For some background: that BLOB is supposed to be just a binary representation of your app's dependency tree. But as it's encrypted with a public key belonging to Google, only Google can read it – and nobody else can even verify what it really contains.

MaintainerNotes:
  AppAdded: 2022-01-02
  Todo: 2024-05-20 remove 2300.apk and signing key 12a66f
  Method: github-release
  GHSki--Pre: 1
  Status:
    - 2023-07-13 UCM Tags => Static (last release 2/2022, last commit 12/2022)
    - 2024-02-01 new release but signed with a different key. Added question to the related issue at https://github.com/More-Than-Solitaire/Tabs-Lite/issues/83
    - 2024-04-20 new signing key SHA-256 confirmed via both official mail addresses today (see the issue for details), UCM Static => Tags as regular releases are in place again

AllowedAPKSigningKeys:
  - 12a66f5c7295fa228d891b3c2cb813de98ea217f697764bed80f2b9b0bde1082
  - 49805b385aa97f725a3722d3d195de84a376104aad26bdfb08d52a59cbcb9747

(UCM Static means UpdateCheckMode set to monthly as the source seems to be "Static", i.e. rarely updated).

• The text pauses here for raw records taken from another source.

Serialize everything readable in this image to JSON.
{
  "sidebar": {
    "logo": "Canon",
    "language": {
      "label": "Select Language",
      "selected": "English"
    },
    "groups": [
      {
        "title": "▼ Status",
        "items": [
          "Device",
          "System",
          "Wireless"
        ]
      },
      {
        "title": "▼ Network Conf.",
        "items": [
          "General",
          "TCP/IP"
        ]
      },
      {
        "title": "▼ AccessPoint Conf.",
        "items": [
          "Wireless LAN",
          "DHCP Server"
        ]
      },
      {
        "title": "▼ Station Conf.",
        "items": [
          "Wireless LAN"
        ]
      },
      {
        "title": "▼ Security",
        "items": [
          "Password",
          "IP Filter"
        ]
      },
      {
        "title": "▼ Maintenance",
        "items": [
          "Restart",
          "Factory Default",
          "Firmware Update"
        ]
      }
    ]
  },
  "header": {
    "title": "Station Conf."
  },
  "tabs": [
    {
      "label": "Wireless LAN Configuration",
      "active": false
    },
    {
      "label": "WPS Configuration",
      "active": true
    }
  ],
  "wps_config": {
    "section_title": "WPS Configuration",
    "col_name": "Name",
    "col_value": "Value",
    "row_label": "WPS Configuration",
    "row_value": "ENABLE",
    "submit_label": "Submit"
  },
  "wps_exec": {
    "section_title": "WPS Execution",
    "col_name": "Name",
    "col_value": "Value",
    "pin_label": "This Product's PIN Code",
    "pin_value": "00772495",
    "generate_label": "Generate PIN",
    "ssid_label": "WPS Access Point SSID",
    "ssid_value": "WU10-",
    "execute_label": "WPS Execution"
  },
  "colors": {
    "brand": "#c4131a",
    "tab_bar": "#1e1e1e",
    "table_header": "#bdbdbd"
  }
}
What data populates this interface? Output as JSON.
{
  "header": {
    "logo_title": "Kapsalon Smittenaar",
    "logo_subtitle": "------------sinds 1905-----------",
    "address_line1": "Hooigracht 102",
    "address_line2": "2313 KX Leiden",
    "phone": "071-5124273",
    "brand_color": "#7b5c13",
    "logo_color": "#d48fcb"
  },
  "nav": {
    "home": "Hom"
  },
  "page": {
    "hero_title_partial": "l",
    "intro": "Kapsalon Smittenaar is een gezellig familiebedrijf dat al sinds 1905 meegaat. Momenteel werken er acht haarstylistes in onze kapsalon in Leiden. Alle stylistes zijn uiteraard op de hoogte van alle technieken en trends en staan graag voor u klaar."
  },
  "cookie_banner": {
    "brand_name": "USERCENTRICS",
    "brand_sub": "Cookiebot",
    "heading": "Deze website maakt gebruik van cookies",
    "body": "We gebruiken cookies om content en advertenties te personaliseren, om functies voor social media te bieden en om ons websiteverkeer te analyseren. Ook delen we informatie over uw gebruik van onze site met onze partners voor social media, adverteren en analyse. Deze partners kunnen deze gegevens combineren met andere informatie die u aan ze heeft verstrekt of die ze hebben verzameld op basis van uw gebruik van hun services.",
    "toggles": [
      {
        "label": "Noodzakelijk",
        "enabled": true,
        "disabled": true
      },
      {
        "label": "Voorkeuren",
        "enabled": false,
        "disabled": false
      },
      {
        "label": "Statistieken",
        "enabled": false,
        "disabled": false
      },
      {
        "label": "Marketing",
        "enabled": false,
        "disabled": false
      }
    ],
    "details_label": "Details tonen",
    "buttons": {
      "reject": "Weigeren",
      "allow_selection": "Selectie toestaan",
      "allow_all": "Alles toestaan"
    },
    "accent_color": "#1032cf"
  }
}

metadata/com.gbros.tabslite/en-US/changelogs/3430.txt:

signing key was changed, so to update from a previous version you will need to uninstall the app, the reinstall it freshly.

OK, all done. Result:

Nice thingy with the per-release changelogs, huh? Maybe you want to set up fastlane structures here in your repo, so those would be checked and pulled together with each release? I can send you a PR with what's set up here currently, so you can build upon that. And for orientation, be welcome to my Fastlane Cheat Sheet :smiley:

Oh, another keyword you might have seen in the update log above: FUNDING.yml. In case it would apply to you.

[cullub]

Yeah having a PR to get me started would be helpful, otherwise it'll be a while till I get around to that most likely! Yay, glad we got it figured out! Yep, I'm working on the BLOB issue, but I'm also trying to add a (much requested) import/export feature as well. I'll look into the funding.yml as well. Thanks!

[cullub]

FYI I added a new issue for the fastlane stuff so I can track it: https://github.com/More-Than-Solitaire/Tabs-Lite/issues/105

[IzzySoft]

Thanks! Will prepare the PR then (and reference the other issue, before this one here gets too long).